The man lying at al-Masri’s feet had blue eyes and sandy-blond hair, cut short with a touch of gray at the temples. There was no question in the young Hezbollah leader’s mind that this man had been born and raised in the United States. He looked military—he clearly fought like someone with significant combat experience, probably Special Forces—yet he was wearing civilian clothes and had a beard. Most likely he was a federal agent of some sort, possibly Secret Service or DSS. He was tall, over six feet, and in excellent physical condition. Al-Masri guessed he was a shade under two hundred pounds, nearly all muscle with very little body fat.

His superiors were going to be ecstatic. They were also about to pay through the nose. Israelis were one thing. Americans were something else entirely. And if they were not about to give him his new asking price, al-Masri did not mind. These three were going to fetch a much higher price on the open market.

The Israelis might be crafty, but they were also stingy. They would not pay cash. They did not believe they had cash to burn. All the Israelis ever offered to get their people back were Palestinian prisoners—hundreds, even thousands of them. Yet al-Masri did not want Palestinian prisoners. They were of no use to him. Not for what he was trying to achieve. Worse, the Israelis would not offer a prisoner trade until they had tried everything else to get their people back. And even if a prisoner exchange did eventually happen, and al-Masri’s superiors could find a way to monetize them, the Israelis would still never let it go. The Zionists would come hunting for al-Masri and his men. They would kill him and anyone and everyone else involved in the operation, even if it took them decades.

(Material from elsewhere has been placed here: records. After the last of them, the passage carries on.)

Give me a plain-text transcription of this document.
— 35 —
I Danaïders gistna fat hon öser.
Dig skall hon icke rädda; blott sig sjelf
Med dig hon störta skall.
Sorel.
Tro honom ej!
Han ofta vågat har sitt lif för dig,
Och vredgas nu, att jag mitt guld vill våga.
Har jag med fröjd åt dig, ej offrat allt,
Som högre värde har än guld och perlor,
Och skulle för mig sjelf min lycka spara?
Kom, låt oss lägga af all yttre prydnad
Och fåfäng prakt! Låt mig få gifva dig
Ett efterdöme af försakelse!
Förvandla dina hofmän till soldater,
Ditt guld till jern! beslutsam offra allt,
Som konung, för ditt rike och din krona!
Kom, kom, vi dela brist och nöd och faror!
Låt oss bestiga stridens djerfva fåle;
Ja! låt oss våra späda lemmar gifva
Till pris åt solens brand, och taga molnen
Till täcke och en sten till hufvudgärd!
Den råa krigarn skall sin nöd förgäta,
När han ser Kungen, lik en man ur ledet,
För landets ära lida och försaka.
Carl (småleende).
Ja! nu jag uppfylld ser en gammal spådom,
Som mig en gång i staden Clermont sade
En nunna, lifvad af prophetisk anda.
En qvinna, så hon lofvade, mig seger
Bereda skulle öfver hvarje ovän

The Americans, on the other hand, were rich. And stupid. They did not exchange prisoners. They dropped off pallets of cash. By the planeload. And they did not seem to believe in vengeance. They paid top dollar to get their people returned, and they never looked back. If he could make a deal with the Americans, al-Masri knew he would not have to live the rest of his life looking over his shoulder. He could take his money and simply disappear forever. Yes, he would have to change his identity. Yes, he would have to say goodbye to everyone and everything he had ever known. But it could not be helped. He was running out of time. And this was the only option he could see.